Священник крякнул, оглядел стол, повернулся что-то спросить у жены, но сказал Саше:
- Тут целая диалектика. Я всегда относился к ним хорошо, но откуда эти заумности у костра?
- Как же человеку жить сразу в старом и новом? - заметил Саша. - Особенно если мало сердечной веры, а только университетское образование...
- Это вы о себе сказали? - задумчиво спросил батюшка и протянул руку к холодной бутылке. Саша словно язык проглотил. Отец Михаил налил по рюмке, и в этот момент хозяйка внесла блюдо с пахучими куренками. Хозяин взял широкий нож и захлопотал над ними, умело разделывая благоухающие тушки. Саша посидел, рассеянно наблюдая за трудами над столом, взял свою рюмку и машинально выпил ее, не дожидаясь хозяина.
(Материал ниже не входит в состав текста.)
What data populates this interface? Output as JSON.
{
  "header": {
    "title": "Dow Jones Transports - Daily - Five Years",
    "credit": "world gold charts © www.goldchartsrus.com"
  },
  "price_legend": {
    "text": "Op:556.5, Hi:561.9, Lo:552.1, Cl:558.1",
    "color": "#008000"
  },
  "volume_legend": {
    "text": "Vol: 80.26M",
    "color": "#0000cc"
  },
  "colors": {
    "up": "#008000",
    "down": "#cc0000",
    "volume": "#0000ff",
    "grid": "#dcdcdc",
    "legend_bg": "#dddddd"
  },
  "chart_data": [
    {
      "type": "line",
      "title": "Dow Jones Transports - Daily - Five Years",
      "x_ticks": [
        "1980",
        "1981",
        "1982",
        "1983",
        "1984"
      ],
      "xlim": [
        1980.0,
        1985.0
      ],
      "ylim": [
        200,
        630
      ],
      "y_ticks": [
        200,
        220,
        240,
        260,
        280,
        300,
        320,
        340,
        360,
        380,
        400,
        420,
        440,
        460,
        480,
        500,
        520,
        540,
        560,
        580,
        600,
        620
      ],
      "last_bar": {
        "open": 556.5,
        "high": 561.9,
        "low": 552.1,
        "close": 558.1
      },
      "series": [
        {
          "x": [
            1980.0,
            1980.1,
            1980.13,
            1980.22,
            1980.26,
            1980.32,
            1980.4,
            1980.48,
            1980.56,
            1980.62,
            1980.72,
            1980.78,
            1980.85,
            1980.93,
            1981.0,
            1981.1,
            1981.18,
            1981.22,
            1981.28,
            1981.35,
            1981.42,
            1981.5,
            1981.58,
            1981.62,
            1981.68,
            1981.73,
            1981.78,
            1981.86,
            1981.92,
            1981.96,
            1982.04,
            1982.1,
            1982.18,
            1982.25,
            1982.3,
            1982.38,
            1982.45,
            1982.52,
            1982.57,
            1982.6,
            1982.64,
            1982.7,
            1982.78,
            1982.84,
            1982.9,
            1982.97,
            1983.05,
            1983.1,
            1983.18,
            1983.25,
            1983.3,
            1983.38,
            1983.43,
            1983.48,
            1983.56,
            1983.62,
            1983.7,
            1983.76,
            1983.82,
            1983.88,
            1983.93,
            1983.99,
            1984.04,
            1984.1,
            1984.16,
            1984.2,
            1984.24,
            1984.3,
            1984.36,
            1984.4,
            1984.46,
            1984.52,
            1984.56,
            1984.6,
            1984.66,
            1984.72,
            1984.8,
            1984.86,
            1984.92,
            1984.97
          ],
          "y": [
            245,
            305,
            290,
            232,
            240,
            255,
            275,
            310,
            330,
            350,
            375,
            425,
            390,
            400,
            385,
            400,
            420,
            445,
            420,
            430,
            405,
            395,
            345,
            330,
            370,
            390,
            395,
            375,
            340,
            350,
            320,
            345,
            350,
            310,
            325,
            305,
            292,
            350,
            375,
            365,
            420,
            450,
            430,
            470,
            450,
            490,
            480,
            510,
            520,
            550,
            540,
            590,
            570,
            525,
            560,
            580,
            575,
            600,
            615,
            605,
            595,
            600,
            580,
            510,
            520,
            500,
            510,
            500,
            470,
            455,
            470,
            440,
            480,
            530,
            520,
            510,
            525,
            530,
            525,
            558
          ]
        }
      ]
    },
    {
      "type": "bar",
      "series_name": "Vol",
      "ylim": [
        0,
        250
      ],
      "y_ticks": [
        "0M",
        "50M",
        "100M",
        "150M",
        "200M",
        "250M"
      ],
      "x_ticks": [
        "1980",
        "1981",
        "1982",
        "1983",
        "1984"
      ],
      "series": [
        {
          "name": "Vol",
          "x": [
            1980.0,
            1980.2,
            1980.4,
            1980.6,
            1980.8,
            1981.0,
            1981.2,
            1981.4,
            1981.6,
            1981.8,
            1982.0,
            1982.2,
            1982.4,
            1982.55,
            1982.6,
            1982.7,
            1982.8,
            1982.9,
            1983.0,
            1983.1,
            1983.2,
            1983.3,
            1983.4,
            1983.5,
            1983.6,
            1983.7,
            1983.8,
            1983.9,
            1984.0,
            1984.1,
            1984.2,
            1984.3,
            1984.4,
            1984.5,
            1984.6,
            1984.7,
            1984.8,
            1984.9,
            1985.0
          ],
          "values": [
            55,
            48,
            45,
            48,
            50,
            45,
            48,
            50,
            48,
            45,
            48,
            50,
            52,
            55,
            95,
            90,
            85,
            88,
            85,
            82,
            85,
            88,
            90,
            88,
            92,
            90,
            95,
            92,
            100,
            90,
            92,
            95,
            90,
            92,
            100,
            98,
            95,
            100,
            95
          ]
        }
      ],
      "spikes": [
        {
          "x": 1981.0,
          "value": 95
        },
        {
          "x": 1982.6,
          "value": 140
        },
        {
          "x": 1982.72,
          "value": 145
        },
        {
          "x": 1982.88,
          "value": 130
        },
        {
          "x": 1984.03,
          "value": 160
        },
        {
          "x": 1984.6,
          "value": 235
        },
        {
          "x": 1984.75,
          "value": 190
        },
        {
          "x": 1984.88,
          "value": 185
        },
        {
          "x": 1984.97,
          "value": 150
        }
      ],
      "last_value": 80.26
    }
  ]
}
- У меня детство было совсем другое, - сказал он неожиданно, и у него заколотилось сердце: они слишком прямо выехали к тому, ради чего он сюда пришел. Поговорить о нем можно и попозже, пролетела мысль, но он почувствовал, что если начинать, то надо сейчас.
- Я вам сказать хочу, - произнес он, перекладывая слева направо и в обратном порядке ножи и вилки на столе. - Интересно ли вам?
Собеседник удобно уперся в стол локтями.
- У меня двойственность во всем, - Саша посмотрел на священника так, как будто объяснил сразу все целиком, и замолчал. Батюшка кивнул понимающе и ответил:
- Также и у наших прихожан. Они в России не нашли себе места, сюда приехали и... маются. И там нехорошо, и здесь плоховато. Иногда людям становится невмоготу, у них двоится душа, им нужно по сердцу понять: старая или новая жизнь умнее, больше? Тогда самые-то исследователи и приходят к Богу...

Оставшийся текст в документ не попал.